It’s my new tradition, eating at Jeju Noodle Bar the first night I’m back home. This place opened a year ago, the same week i was home last September actually, and I hope it stays open forever because I love the food and I love the idea of taking ramyeon and elevating it.
I don’t usually give a rat’s ass about things being “elevated,” though, I tell you, because there’s something so stuffy and elitist about it, this snobbish, frankly racist and classist idea that foods need to be elevated to be considered seriously. At the same time, it’s nice to see something as “common” as ramyeon be elevated into something formal, something more complex and flavorful but wholly familiar. It’s nice to see chefs take Korean food and do cool things with it, something we’re seeing a lot in New York but less so in Los Angeles, where people stick to the traditional, the “authentic.” We’ve talked about how we agree that “authentic” is a bogus term.
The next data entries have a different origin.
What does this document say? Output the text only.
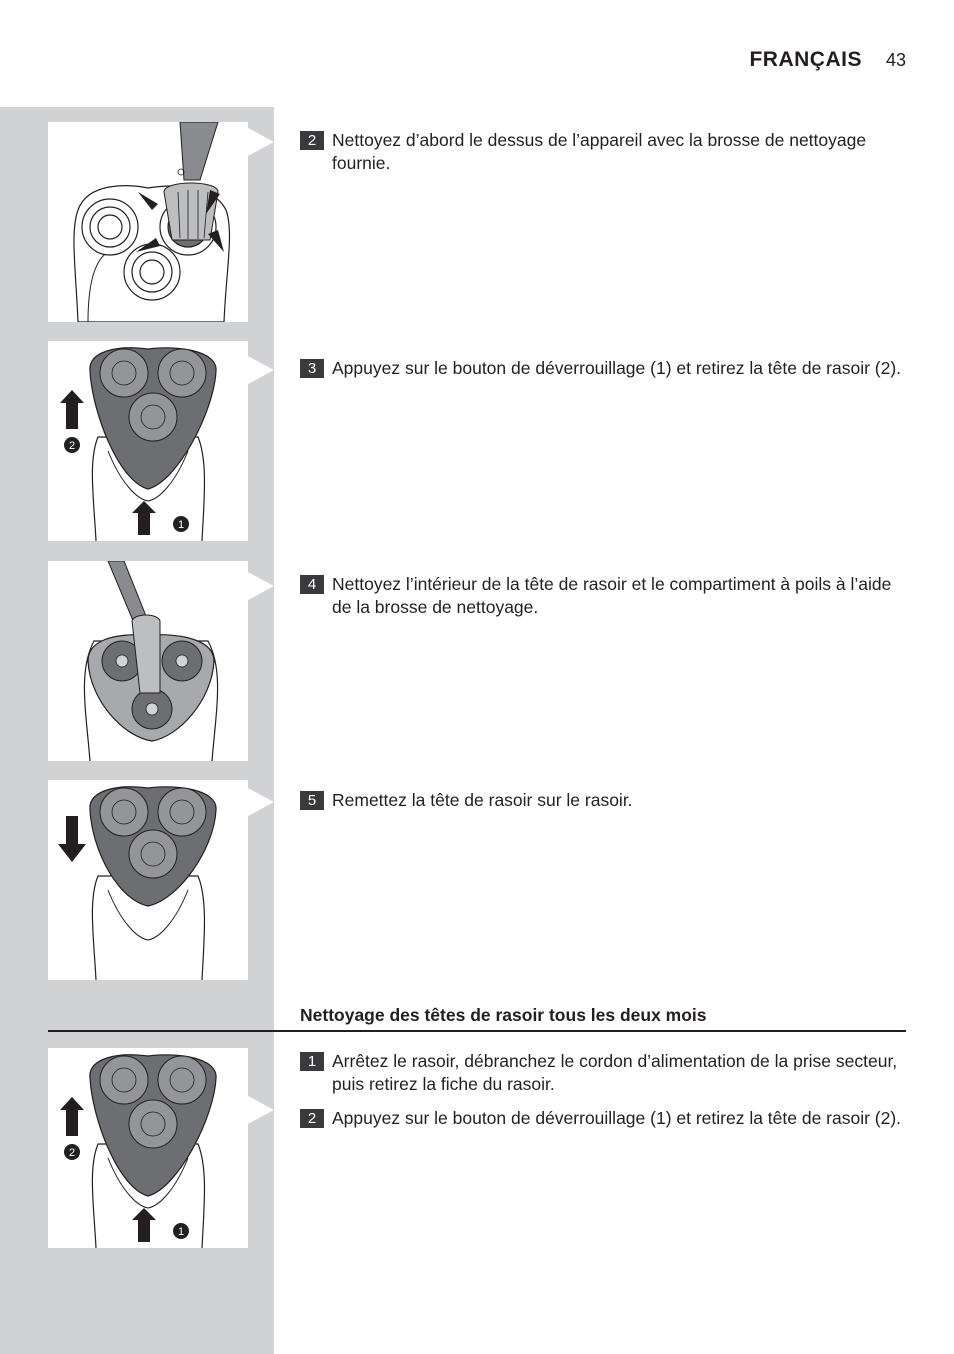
FRANÇAIS 43
2
1
2
1
2 Nettoyez d’abord le dessus de l’appareil avec la brosse de nettoyage fournie.
3 Appuyez sur le bouton de déverrouillage (1) et retirez la tête de rasoir (2).
4 Nettoyez l’intérieur de la tête de rasoir et le compartiment à poils à l’aide de la brosse de nettoyage.
5 Remettez la tête de rasoir sur le rasoir.
Nettoyage des têtes de rasoir tous les deux mois
1 Arrêtez le rasoir, débranchez le cordon d’alimentation de la prise secteur, puis retirez la fiche du rasoir.
2 Appuyez sur le bouton de déverrouillage (1) et retirez la tête de rasoir (2).
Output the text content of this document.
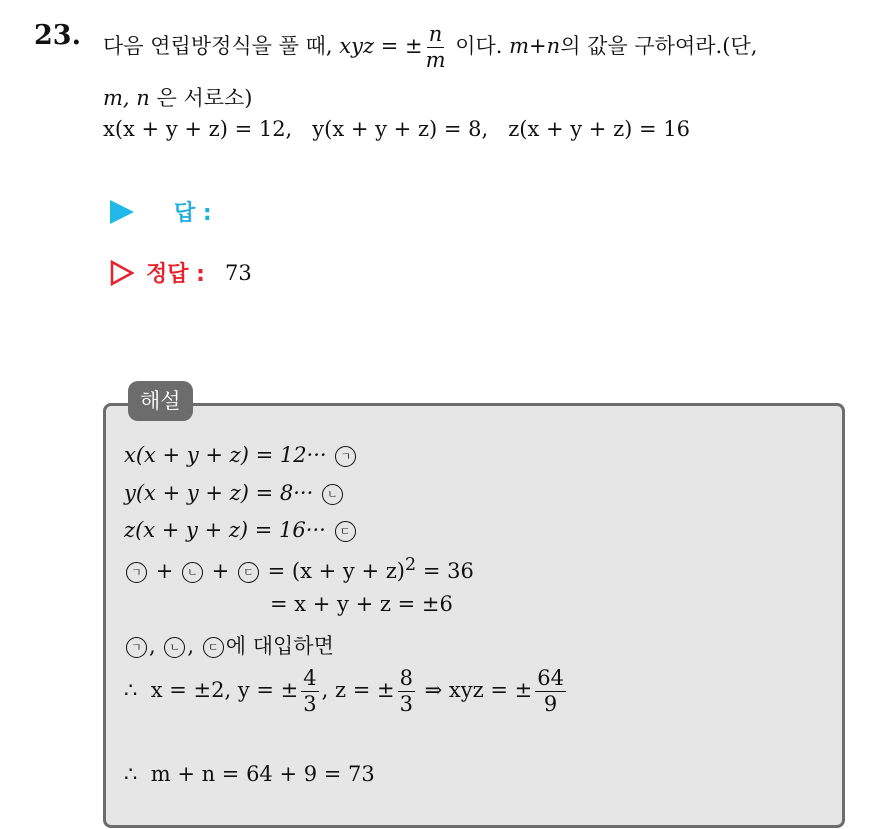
23. 다음 연립방정식을 풀 때, xyz = ± $\frac{n}{m}$ 이다. m+n의 값을 구하여라.(단,
m, n 은 서로소)
x(x + y + z) = 12, y(x + y + z) = 8, z(x + y + z) = 16
답 :
정답 :	73
해설
x(x + y + z) = 12··· ㄱ
y(x + y + z) = 8··· ㄴ
z(x + y + z) = 16··· ㄷ
ㄱ + ㄴ + ㄷ = $(x + y + z)^2 = 36$
= x + y + z = ±6
ㄱ , ㄴ , ㄷ 에 대입하면
∴ x = ±2, y = ± $\frac{4}{3}$ , z = ± $\frac{8}{3}$ ⇒ xyz = ± $\frac{64}{9}$
∴ m + n = 64 + 9 = 73
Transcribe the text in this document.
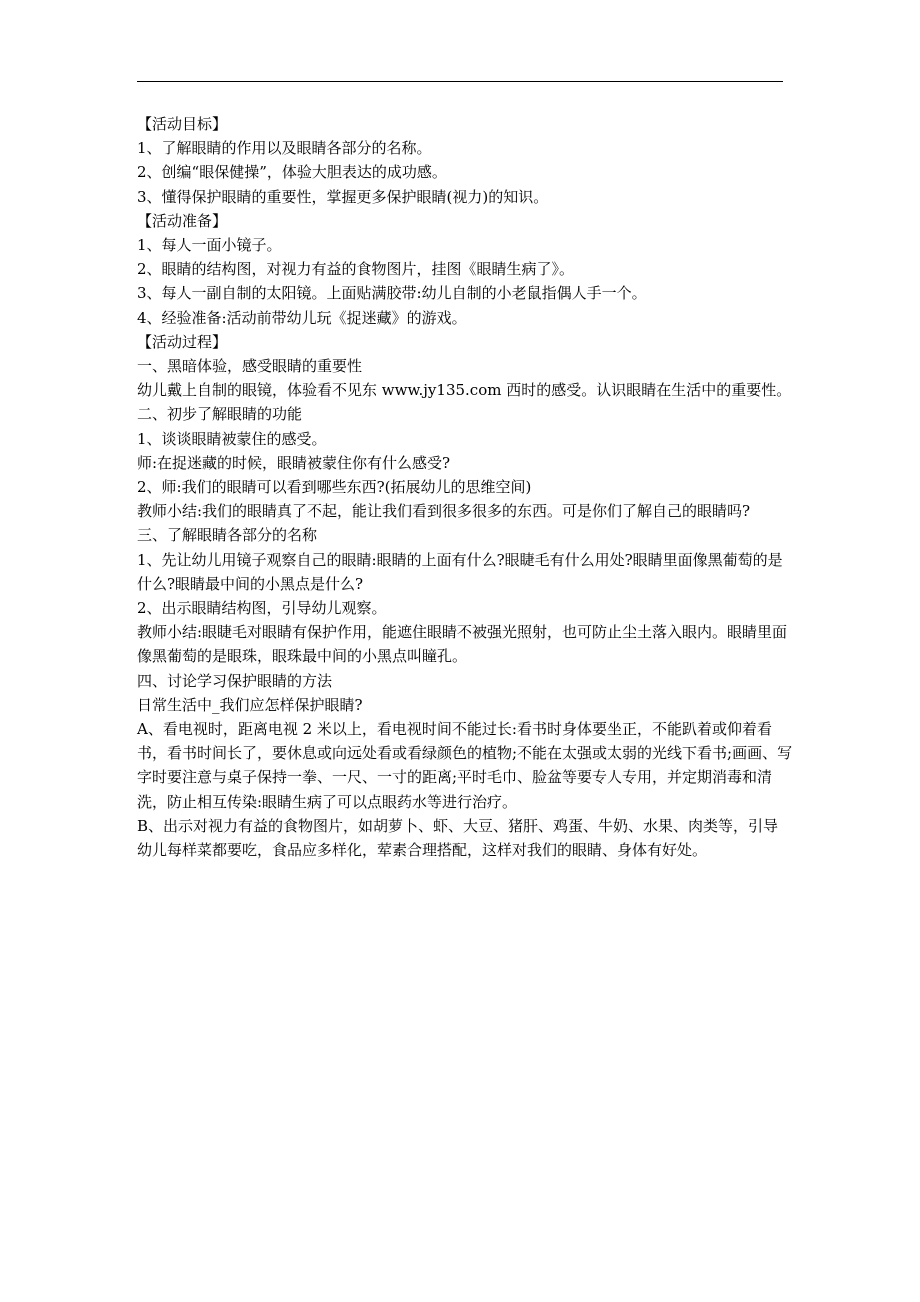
【活动目标】

1、了解眼睛的作用以及眼睛各部分的名称。

2、创编“眼保健操”，体验大胆表达的成功感。

3、懂得保护眼睛的重要性，掌握更多保护眼睛(视力)的知识。

【活动准备】

1、每人一面小镜子。

2、眼睛的结构图，对视力有益的食物图片，挂图《眼睛生病了》。

3、每人一副自制的太阳镜。上面贴满胶带:幼儿自制的小老鼠指偶人手一个。

4、经验准备:活动前带幼儿玩《捉迷藏》的游戏。

【活动过程】

一、黑暗体验，感受眼睛的重要性

幼儿戴上自制的眼镜，体验看不见东 www.jy135.com 西时的感受。认识眼睛在生活中的重要性。

二、初步了解眼睛的功能

1、谈谈眼睛被蒙住的感受。

师:在捉迷藏的时候，眼睛被蒙住你有什么感受?

2、师:我们的眼睛可以看到哪些东西?(拓展幼儿的思维空间)

教师小结:我们的眼睛真了不起，能让我们看到很多很多的东西。可是你们了解自己的眼睛吗?

三、了解眼睛各部分的名称

1、先让幼儿用镜子观察自己的眼睛:眼睛的上面有什么?眼睫毛有什么用处?眼睛里面像黑葡萄的是什么?眼睛最中间的小黑点是什么?

2、出示眼睛结构图，引导幼儿观察。

教师小结:眼睫毛对眼睛有保护作用，能遮住眼睛不被强光照射，也可防止尘土落入眼内。眼睛里面像黑葡萄的是眼珠，眼珠最中间的小黑点叫瞳孔。

四、讨论学习保护眼睛的方法

日常生活中_我们应怎样保护眼睛?

A、看电视时，距离电视 2 米以上，看电视时间不能过长:看书时身体要坐正，不能趴着或仰着看书，看书时间长了，要休息或向远处看或看绿颜色的植物;不能在太强或太弱的光线下看书;画画、写字时要注意与桌子保持一拳、一尺、一寸的距离;平时毛巾、脸盆等要专人专用，并定期消毒和清洗，防止相互传染:眼睛生病了可以点眼药水等进行治疗。

B、出示对视力有益的食物图片，如胡萝卜、虾、大豆、猪肝、鸡蛋、牛奶、水果、肉类等，引导幼儿每样菜都要吃，食品应多样化，荤素合理搭配，这样对我们的眼睛、身体有好处。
This is my third time at Jeju Noodle Bar, and, this time, the hwe-dup-bahp is no longer on the menu. That makes me sad because the hwe-dup-bahp here was not only one of my favorite dishes on this menu — it was also one of my favorite dishes ever.
For noodles, I get the chicken coop because it’s the one I haven’t tried yet. It’s a bonito and chicken broth, and there’s chicken confit in it and pork and seaweed and jalapeños, and it’s light and refreshing, not entirely what I’d expect from a bowl of ramyeon. I don’t know what its corresponding traditional Korean dish is, though; it doesn’t come to me as clearly as the gochu ramyeon (shin ramyeon) or the so-ramyeon (seol-leong-tang) does; but that’s okay, too. The seaweed makes me think mi-yeok-guk, though not the way I grew up eating it.
You get the truffle kong-guk-su, the seasonal, summer dish. I think that’s pretty adventurous of you because I’m not the biggest fan of kong-guk-su, always found it too thick, too intense, too bean-y, though it does make me nostalgic because my halmoni loved it. We get the toro ssam-bap to share, and I think it’ll be like triangle rice balls, but it’s not — we get a bowl of seasoned rice topped with toro and scrambled egg, a bowl of toasted, salted seaweed rectangles on the side. It’s good — really good — but I still miss the hwe-dup-bahp.
That doesn’t mar our enjoyment of our meal, though. We look up from our noodles bowls just long enough to agree that Jeju Noodle Bar should never ever close.